I hope this doesn't sound "political" because that's not what I intend. I just wonder why "suddenly" we talk about having a "living wage" for everyone. "Kids" don't need a living wage - they live with mom and dad. Oldsters on SS don't need a living wage - they cover most expenses with their SS. These are the folks I always see in McDs and similar places. You don't see 35 year olds (except moms who have worked their way up to manager at (just a guess) $20/hour.

I realize this doesn't cover everyone. There ARE folks trying to live on a McDs wage. If so, there have been other factors (kids out of wedlock, no high school diploma, relatively low IQ, abandoned moms, loss of job for "cause" or just down-sizing, etc.) You can always point to an exception, but just notice who handles your fires next time. Likely, they do not "need" $15/hour and the skills they have are minimal. It helps to be able to read, but other than that, the computers do all the calculations (one form of automation done long ago.)

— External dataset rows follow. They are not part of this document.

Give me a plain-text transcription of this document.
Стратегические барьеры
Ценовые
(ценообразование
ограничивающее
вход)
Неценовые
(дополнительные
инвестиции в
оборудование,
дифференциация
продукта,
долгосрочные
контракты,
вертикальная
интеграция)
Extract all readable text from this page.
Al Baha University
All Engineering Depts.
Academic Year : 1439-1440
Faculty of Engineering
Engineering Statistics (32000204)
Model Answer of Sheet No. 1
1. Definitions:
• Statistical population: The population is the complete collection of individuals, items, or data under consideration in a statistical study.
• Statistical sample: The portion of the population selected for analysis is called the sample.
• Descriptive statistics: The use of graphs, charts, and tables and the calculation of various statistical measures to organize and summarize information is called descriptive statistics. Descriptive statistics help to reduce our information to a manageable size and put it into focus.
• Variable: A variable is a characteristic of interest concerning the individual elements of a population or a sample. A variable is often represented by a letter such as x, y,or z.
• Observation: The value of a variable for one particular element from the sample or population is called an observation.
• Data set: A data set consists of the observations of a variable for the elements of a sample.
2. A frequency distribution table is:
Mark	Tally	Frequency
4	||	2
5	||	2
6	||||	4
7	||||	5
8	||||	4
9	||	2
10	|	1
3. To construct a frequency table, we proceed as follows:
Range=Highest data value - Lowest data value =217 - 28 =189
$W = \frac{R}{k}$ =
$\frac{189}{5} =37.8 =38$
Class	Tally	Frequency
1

But, to OP question. $15/hr is a shoe in only if a particular party (starts with a D) takes both houses this election which doesn't seem too likely at this point. (I guess that's political - but I would just call it reality - but YMMV)
Isn't the real story the decline of the American middle-class? The fall of the American standard of living in the last 20 years?

This is a bigger issue than fast food workers?

We have workers building $75k cars making about $15hr. Thats a problem.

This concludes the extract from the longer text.